‘Ghost in the Shell’: Don’t Be Fooled By This Utterly Generic B-Movie

Lucien WD
Luwd Media
Published in
2 min readApr 8, 2017

Ghost in the Shell is a film that begins and ends with Scarlett Johansson, practically nude, jumping backwards off a tall building for reasons that I can’t pretend to understand. Everything in between is superfluous.

This Rupert Sanders-directed Hollywood remake of what I’m told is a “classic manga franchise” is so utterly vapid and generic in every way, a hastily-polished conveyer belt of sci-fi clichés, that I can’t be bothered to experience a reaction to it.
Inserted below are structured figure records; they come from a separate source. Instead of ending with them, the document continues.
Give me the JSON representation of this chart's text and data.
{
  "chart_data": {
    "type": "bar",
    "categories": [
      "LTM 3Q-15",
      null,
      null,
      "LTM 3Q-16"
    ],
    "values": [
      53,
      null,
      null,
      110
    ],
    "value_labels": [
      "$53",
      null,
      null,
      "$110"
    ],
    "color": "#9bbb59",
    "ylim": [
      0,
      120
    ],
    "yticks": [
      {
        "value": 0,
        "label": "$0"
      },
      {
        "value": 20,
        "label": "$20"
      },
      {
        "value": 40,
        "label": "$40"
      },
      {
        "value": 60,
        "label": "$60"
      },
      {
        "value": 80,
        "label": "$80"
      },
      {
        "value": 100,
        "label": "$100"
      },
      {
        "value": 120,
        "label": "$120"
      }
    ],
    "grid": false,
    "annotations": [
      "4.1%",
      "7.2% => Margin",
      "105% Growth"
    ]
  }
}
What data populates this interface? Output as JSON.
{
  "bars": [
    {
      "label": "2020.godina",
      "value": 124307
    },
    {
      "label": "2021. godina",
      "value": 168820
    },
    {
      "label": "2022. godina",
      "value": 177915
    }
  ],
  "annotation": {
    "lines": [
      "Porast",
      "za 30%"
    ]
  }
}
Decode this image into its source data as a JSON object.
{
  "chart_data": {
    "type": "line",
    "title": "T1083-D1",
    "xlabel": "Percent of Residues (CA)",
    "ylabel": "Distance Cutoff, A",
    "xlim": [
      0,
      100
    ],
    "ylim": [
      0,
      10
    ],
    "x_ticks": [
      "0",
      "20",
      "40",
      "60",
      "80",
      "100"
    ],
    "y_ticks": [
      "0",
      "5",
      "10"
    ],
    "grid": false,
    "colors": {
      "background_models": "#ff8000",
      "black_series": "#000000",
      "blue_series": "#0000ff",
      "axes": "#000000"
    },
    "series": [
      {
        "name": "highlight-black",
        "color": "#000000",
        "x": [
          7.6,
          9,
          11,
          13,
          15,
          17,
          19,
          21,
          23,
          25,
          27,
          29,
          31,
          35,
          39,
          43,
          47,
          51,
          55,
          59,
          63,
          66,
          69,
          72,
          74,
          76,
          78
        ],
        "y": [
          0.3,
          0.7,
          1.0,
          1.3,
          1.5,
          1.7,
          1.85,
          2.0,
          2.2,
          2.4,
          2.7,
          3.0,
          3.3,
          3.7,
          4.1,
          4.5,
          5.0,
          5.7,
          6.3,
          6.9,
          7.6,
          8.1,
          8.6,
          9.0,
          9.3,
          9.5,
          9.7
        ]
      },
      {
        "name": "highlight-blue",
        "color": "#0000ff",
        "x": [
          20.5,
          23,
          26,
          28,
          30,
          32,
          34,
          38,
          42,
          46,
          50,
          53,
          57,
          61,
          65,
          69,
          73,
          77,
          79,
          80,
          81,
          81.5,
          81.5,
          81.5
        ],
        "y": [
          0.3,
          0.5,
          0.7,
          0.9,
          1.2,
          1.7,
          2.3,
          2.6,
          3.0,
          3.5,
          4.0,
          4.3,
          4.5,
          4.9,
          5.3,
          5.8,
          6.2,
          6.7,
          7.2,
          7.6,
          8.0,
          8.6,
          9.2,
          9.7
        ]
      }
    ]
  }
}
It didn’t move me one inch: towards anger, towards awe, towards inspiration.

It merely existed for a merciful 106 minutes, the occasional bright colour or familiar face awakening me from a coma of disinterest and resignation; resignation that this is what accounts for a ‘major release’ (pardon the pun) in tinseltown these days.

This film is so B-picture through-and-through, yet has been sold as an A-release due to Johansson’s increasing popularity and the expense of the visual effects work. In reality, Ghost in the Shell is no more significant a product than an Underworld or Resident Evil instalment: female-led action franchises with respectable fanbases, but ultimately films I don’t ever intend to watch. The illusion that Ghost is worth something more is certainly aided by the presence of Juliette Binoche and Michael Pitt, actors who you’d unlikely see in a Resident Evil, but neither makes an impact in their few respective scenes.

Had Ghost engaged me enough to provoke a reaction, that reaction would likely have involved arched-eyebrow curiosity as to whom considered it appropriate to, firstly, cast Johansson in place of a Japanese actress and, more embarrassingly, attempt to justify it with a plot-twist that’s almost comically misjudged and simply reeks of cultural appropriation. But, again, I don’t think Ghost in the Shell is worth the effort it would take to complain.